College of Health Solutions

Dr. Whisner is a professor of nutrition and health equity and Co-Director of the Maternal and Child Health Translational Research Team (MCHTRT) in the College of Health Solutions at Arizona State University. With expertise spanning precision nutrition, maternal and infant health, and translational science, Dr. Whisner brings a track record of building multidisciplinary partnerships among researchers, practitioners, and community leaders to advance equitable health outcomes. Guided by empathy, humility, and integrity, she approaches research relationships with care and reciprocity—creating handmade study incentives and sharing tailored community resource lists to honor participants’ time and meet them where they are. Her work bridges biological and social determinants of health to inform contextually grounded interventions. In her first PI project at ASU “Reimagining Health in Arizona: Applying Principled Innovation through the Arizona Community Cohort,” Dr. Whisner will lead efforts to strengthen cross-sector collaboration and ensure integration across academic, community, and data-driven components, cultivating partnerships that sustain the model’s impact beyond the initial implementation.

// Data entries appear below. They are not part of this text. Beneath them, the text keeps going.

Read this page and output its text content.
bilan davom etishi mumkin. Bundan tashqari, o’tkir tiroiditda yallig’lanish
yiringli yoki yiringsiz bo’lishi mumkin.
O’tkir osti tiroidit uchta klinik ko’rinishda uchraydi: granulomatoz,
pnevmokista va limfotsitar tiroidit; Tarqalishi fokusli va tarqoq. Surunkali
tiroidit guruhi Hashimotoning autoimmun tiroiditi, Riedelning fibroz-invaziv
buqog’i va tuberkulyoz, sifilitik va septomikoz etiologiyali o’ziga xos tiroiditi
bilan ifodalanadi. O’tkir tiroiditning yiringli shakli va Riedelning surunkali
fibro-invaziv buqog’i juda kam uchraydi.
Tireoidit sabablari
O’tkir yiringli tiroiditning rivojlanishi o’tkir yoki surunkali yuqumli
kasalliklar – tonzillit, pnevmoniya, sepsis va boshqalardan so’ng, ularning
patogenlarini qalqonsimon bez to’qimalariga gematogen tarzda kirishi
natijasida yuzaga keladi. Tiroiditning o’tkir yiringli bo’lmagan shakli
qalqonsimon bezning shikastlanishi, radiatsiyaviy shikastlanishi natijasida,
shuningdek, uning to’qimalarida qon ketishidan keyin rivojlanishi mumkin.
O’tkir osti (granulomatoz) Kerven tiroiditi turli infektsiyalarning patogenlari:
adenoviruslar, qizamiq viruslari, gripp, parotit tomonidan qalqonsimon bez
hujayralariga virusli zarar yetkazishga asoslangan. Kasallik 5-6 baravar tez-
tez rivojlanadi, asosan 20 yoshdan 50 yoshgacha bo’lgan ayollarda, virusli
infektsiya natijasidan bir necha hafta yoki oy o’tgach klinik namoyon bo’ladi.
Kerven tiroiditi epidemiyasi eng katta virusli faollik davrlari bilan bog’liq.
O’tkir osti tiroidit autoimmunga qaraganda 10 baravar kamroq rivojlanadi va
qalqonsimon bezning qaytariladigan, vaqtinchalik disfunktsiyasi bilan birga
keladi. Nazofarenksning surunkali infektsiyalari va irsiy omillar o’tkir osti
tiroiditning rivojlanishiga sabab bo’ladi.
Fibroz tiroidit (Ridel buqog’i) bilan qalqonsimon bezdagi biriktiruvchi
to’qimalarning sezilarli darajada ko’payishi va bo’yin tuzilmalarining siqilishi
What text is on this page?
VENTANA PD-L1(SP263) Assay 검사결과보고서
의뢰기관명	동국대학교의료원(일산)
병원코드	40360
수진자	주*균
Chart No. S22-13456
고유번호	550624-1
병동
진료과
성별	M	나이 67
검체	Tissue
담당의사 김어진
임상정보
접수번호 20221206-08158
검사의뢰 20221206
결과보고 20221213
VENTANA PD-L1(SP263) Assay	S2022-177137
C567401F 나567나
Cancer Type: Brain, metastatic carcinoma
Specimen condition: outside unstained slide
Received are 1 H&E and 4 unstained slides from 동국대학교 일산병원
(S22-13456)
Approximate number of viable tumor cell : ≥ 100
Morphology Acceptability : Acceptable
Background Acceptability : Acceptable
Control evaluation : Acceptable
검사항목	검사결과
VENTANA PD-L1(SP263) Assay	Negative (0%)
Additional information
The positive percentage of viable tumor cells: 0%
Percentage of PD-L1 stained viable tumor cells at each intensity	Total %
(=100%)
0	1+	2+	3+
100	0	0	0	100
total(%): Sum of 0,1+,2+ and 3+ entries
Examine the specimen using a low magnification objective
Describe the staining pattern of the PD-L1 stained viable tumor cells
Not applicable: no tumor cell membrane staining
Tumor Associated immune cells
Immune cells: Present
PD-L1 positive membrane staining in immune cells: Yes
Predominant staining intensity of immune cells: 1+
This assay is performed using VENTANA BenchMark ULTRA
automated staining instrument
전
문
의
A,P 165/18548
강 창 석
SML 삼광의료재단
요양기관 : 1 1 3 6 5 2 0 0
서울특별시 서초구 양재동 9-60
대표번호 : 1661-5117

What drew Dr. Whisner to Principled Innovation is its alignment with practices she has long carried into her work—creativity, empathy, and a commitment to building relationships where people are recognized for their strengths and meaningfully included in shaping shared goals. These commitments are most visible in her approach to mentorship. Through leading two federally-funded training grants and being recognized with ASU’s College of Health Solutions Faculty Mentorship Award, she has built mentoring environments where trainees receive not only support but actionable guidance, structured opportunities, and the confidence to pursue ambitious work. She sees mentorship as an ethical practice: listening deeply, integrating others’ perspectives, and creating the conditions for students and colleagues to thrive. In this way, her work extends the impact of Principled Innovation by equipping emerging leaders to act with integrity, collaborate authentically, and design solutions that honor the communities they serve.